Louis Le Peletier (1730-1799), d'une riche famille de très hauts magistrats (1), reçut le domaine en héritage en 1770 et prit de ce fait le titre de "Monsieur de Mortefontaine". Il fit rapidement embellir sa nouvelle possession, principalement le petit parc, qu'il fit traiter en jardin anglo-chinois. On y creusa un ruisseau s'élargissant en un chapelet d'étangs minuscules, avec un pavillon chinois, un obélisque, une colonne et une vallée des tombeaux, une glacière surmontée d'un pavillon et une prairie. Un grand nombre de statues d'animaux l'ornaient. Un théâtre, une orangerie, une volière s'y trouvaient, bâtiments que l'on pourrait considérer comme des fabriques, en particulier le théâtre. Le Peletier fit aménager plus sommairement le grand parc, mais c'est apparemment lui qui fit graver le rocher Delille, en hommage à l'abbé, dont il avait reçu les conseils.

La tour Rochefort,  
une des rares vues possibles

Joseph Bonaparte acheta le domaine en 1798. Il aima beaucoup y séjourner et y porta une grande attention. Conduisant la diplomatie de la France, il choisit son château comme cadre de la signature du traité d'amitié franco-américain, le 3 octobre 1800 : c'est la Convention de Mortefontaine

Le frère de Napoléon développa le grand parc. C'est avant tout un vaste parc paysager, sorte de jardin anglais sauvage. Il comprenait une dizaine de fabriques (ponts, tours, ruines, souterrain entre les deux parties ...) plus dispersées que dans les parcs à fabriques proprement dits. Je le présente sommairement en raison de la citation de l'abbé Delille, de la proximité d'Ermenonville et de la difficulté à obtenir des informations sur ce domaine privé, jalousement préservé du public. N'ayant pu le parcourir, je cite la description d'Adolphe Joanne dans les "environs de Paris illustrés" publiés en 1856 :

" Mortefontaine (plus communément Morfontaine) est, ainsi qu'Ermenonville, célèbre par son parc, dont on vante les eaux abondantes, et que l'on cite comme un des plus beaux jardins anglais d'Europe. Ses beautés pittoresques sont une création récente; au milieu du siècle dernier [1750 ndr], ce n'était ... qu'un site inculte, en partie occupé par des rochers et des marais. Pour en faire ce qu'il est aujourd'hui il ne fallut rien moins que les grandes fortunes dont purent disposer trois de ses propriétaires successifs : [Le Peletier, Durney, banquier de la cour] et surtout Joseph Bonaparte qui y fit de prodigieuses dépenses.

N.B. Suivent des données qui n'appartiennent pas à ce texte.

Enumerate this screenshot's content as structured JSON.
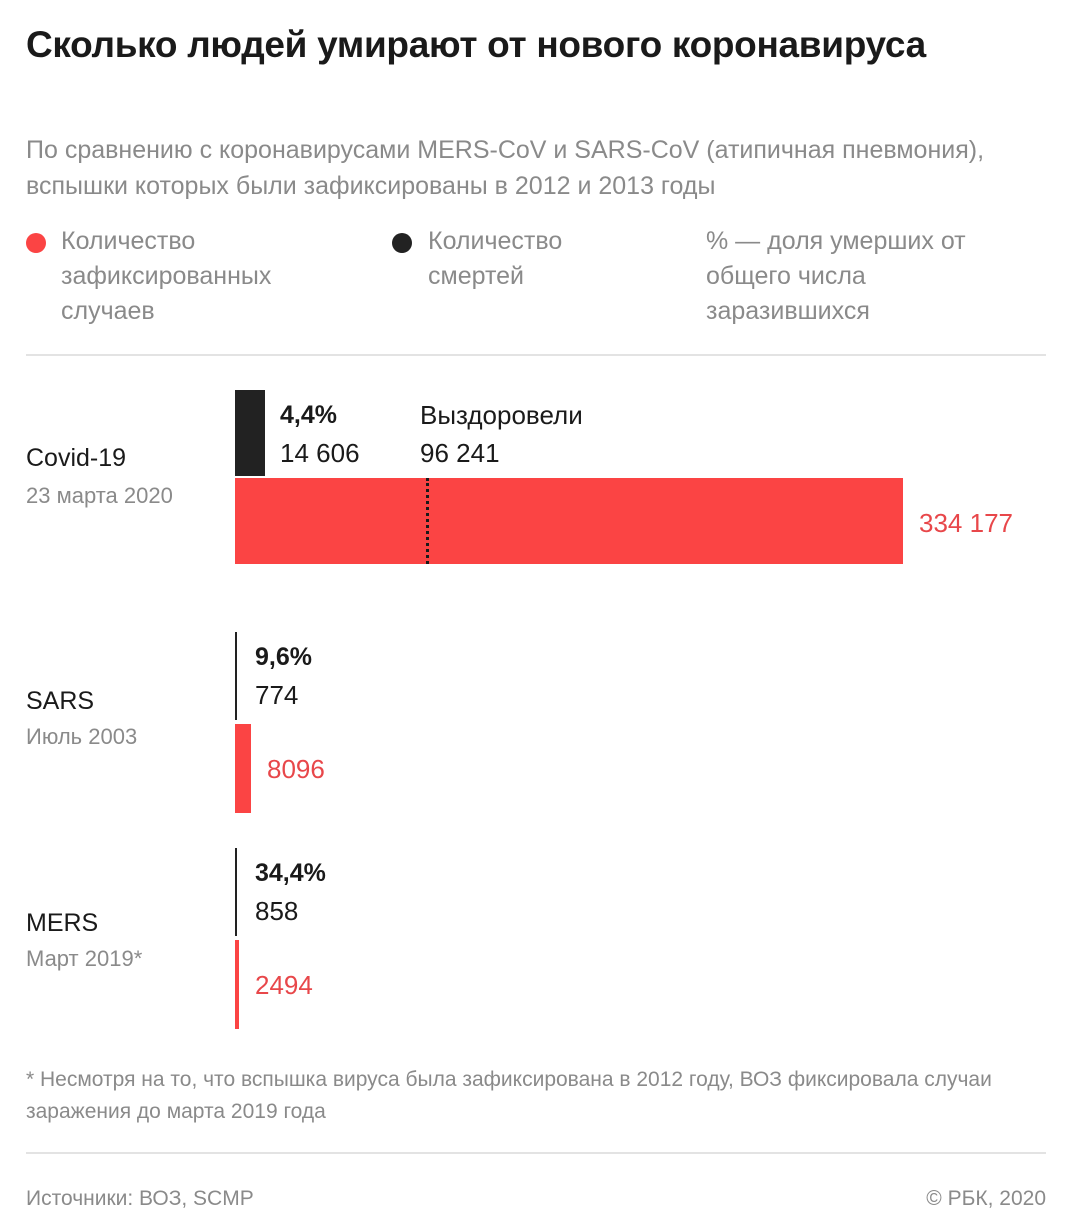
{
  "title": "Сколько людей умирают от нового коронавируса",
  "subtitle": "По сравнению с коронавирусами MERS-CoV и SARS-CoV (атипичная пневмония), вспышки которых были зафиксированы в 2012 и 2013 годы",
  "legend": {
    "cases": "Количество зафиксированных случаев",
    "deaths": "Количество смертей",
    "percent": "% — доля умерших от общего числа заразившихся"
  },
  "colors": {
    "cases": "#fb4444",
    "deaths": "#222222",
    "text_cases": "#e8474a"
  },
  "chart_data": {
    "type": "bar",
    "categories": [
      "Covid-19",
      "SARS",
      "MERS"
    ],
    "dates": [
      "23 марта 2020",
      "Июль 2003",
      "Март 2019*"
    ],
    "series": [
      {
        "name": "Количество зафиксированных случаев",
        "values": [
          334177,
          8096,
          2494
        ]
      },
      {
        "name": "Количество смертей",
        "values": [
          14606,
          774,
          858
        ]
      }
    ],
    "values_text": {
      "cases": [
        "334 177",
        "8096",
        "2494"
      ],
      "deaths": [
        "14 606",
        "774",
        "858"
      ]
    },
    "death_share": [
      "4,4%",
      "9,6%",
      "34,4%"
    ],
    "recovered": {
      "label": "Выздоровели",
      "value": 96241,
      "value_text": "96 241"
    }
  },
  "footnote": "* Несмотря на то, что вспышка вируса была зафиксирована в 2012 году, ВОЗ фиксировала случаи заражения до марта 2019 года",
  "sources": "Источники: ВОЗ, SCMP",
  "copyright": "© РБК, 2020"
}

" Ce parc est divisé en deux parties : le Petit parc, où se trouve la maison d'habitation; et le Grand parc, où l'on va admirer des cours d'eau, des lacs, des pelouses aux mouvements de terrain accidentés, des rochers abrupts, des masses de grès comme à Fontainebleau, et une grande étendue de bois.

[ suit une description : lac Colbert, lac de Vallière, grand lac ou lac de l'Epine, comprenant une anse abritée, les Bains de Diane et en son milieu l'île Molton ou Mort-taon. Bois et landes. Vue au loin sur les villages et le clocher de Senlis. ]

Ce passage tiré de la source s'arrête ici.